Late hatching-due to power failure?

Petie03

Hatching
Nov 29, 2024
2
1
6
I'm hatching eggs for the first time, using an incubator and I'm on the evening of day 22. All silkies (shipped eggs) and on day 19 there were 7 eggs with movement. I had one hatch the evening of day 20 and 2 hatch this morning (day 22). The other 4 eggs don't have an external pip and I'm not hearing anything. I've been reading a lot of forums and I'm wondering what I should do tomorrow on day 23.

A couple things-we lost power for a few hours on day 3. Could this contribute to the late hatch? I've been keeping temp between 99-100, humidity in the 40s during incubation and up to 60-65 during lockdown day 19. Also after the first chick hatched, humidity spiked to 77. When I woke up 6 hours later, humidity was 34. I immunization bumped it back to 65.

So do I continue to just wait-or should I candle the remaining eggs tomorrow? I'm worried about shrink wrapping the eggs, but also would like to get my chick out that hatched over 48 hrs ago.
 
Some people have obviously never shrink-wrapped a chick by opening the incubator. It rarely happens, even if you open the incubator a fair amount, but I assure you it can.

That does not mean I never open the incubator during hatch. I understand there is a risk but it is small. If I have an emergency I'll open it and take my chances. I don't consider "Oh, I want to hold them" to be an emergency. One time an egg that had pipped got sleeved inside a half shell from one that hatched earlier. I opened the incubator and took care of that. None of them shrink-wrapped that time. I do not casually open the incubator during hatch, knowing there is a low risk, but if I feel a need I will.

A chick absorbs the yolk before it hatches. It can live off of that yolk for over 72 hours after hatch. I'd use 72 hours after the first on hatched as when you have an emergency.

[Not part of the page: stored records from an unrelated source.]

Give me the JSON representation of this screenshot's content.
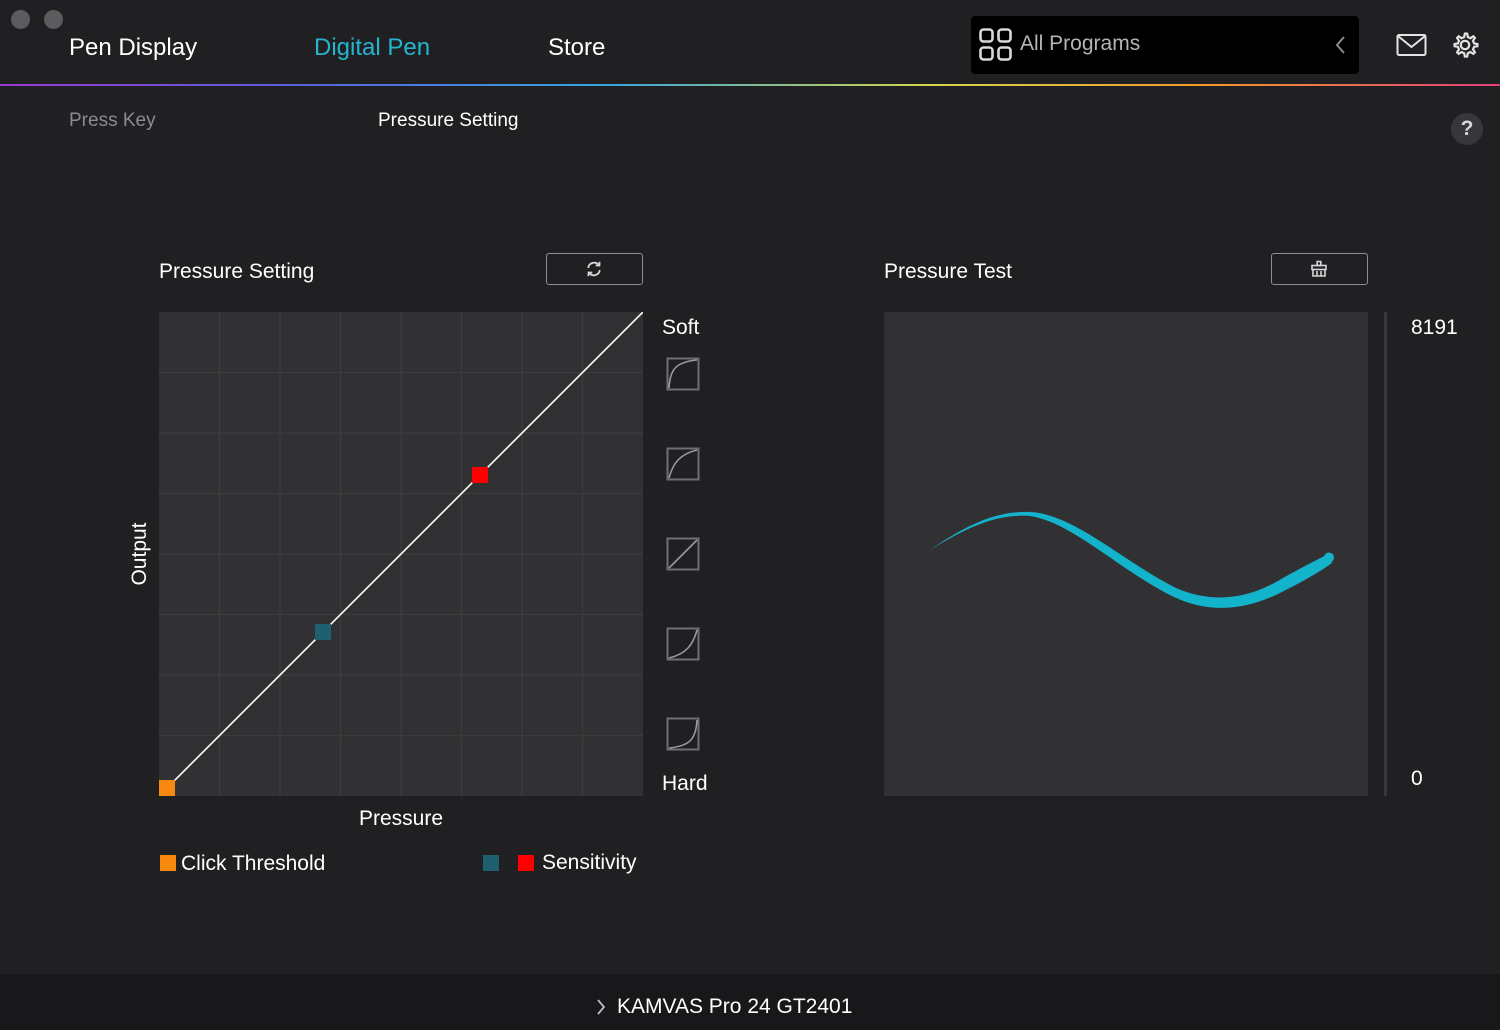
{
  "nav": {
    "tabs": [
      {
        "label": "Pen Display",
        "active": false
      },
      {
        "label": "Digital Pen",
        "active": true
      },
      {
        "label": "Store",
        "active": false
      }
    ],
    "program_select": {
      "label": "All Programs",
      "icon": "grid-icon"
    },
    "icons": [
      "mail-icon",
      "gear-icon"
    ]
  },
  "subtabs": [
    {
      "label": "Press Key",
      "active": false
    },
    {
      "label": "Pressure Setting",
      "active": true
    }
  ],
  "help": {
    "label": "?"
  },
  "pressure_setting": {
    "title": "Pressure Setting",
    "reset_icon": "refresh-icon",
    "x_label": "Pressure",
    "y_label": "Output",
    "curve_top_label": "Soft",
    "curve_bottom_label": "Hard",
    "curve_presets": [
      "soft-2",
      "soft-1",
      "linear",
      "hard-1",
      "hard-2"
    ],
    "handles": {
      "click_threshold": {
        "pressure": 0.017,
        "output": 0.017
      },
      "sensitivity_low": {
        "pressure": 0.338,
        "output": 0.338
      },
      "sensitivity_high": {
        "pressure": 0.663,
        "output": 0.663
      }
    },
    "legend": {
      "click_threshold": "Click Threshold",
      "sensitivity": "Sensitivity"
    }
  },
  "pressure_test": {
    "title": "Pressure Test",
    "clear_icon": "eraser-icon",
    "max_label": "8191",
    "min_label": "0"
  },
  "colors": {
    "accent": "#25b5cf",
    "click_threshold": "#f7890f",
    "sensitivity_low": "#1f5f72",
    "sensitivity_high": "#ff0000",
    "stroke": "#14b3cc"
  },
  "footer": {
    "device": "KAMVAS Pro 24 GT2401"
  }
}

Taking those eggs out and candling will not help them hatch. That is just to find out if they are still alive. I don't see them causing any harm if you leave them in and give them a chance. But when you take those other chicks out would be a good time to candle.

I don't know how long the power was off or how cool those eggs actually got. Things like that generally do not affect when the eggs hatch, at least not much. The danger is that the embryo will be killed if they get too cold for too long. Your others were alive recently so they were not killed by the loss of heat. It is the average incubating temperature over the incubation period that affects if they are early or late. Short extreme spikes hot or cold do not have that much of an effect as long as it doesn't kill them.

Good luck!
 
Do you have an external thermometer? I had one incubator running 105 and another running 98 according to an external thermometer, but each incubator assured me it was 99.5. A cold incubator can delay hatching by days (quail hatch day 16/17, my 98 degree incubator hatched them day 19/20/21). If you have to open the incubator, add water to spike the humidity (wait a few minutes) then make sure you are ready to act fast, maybe even have someone else open while you act. Open, grab chicks or egg, and close quickly (also make sure no chicks are going to get caught in the lid when opening or closing). Watch humidity for a minute and add warm water if it doesn’t spike again. I’d give the eggs a couple more days then consider water candling anything that hasn’t pipped (make sure there are no holes or cracks or chicks will drown!). If you see movement, continue incubating, if it doesn’t move it is dead.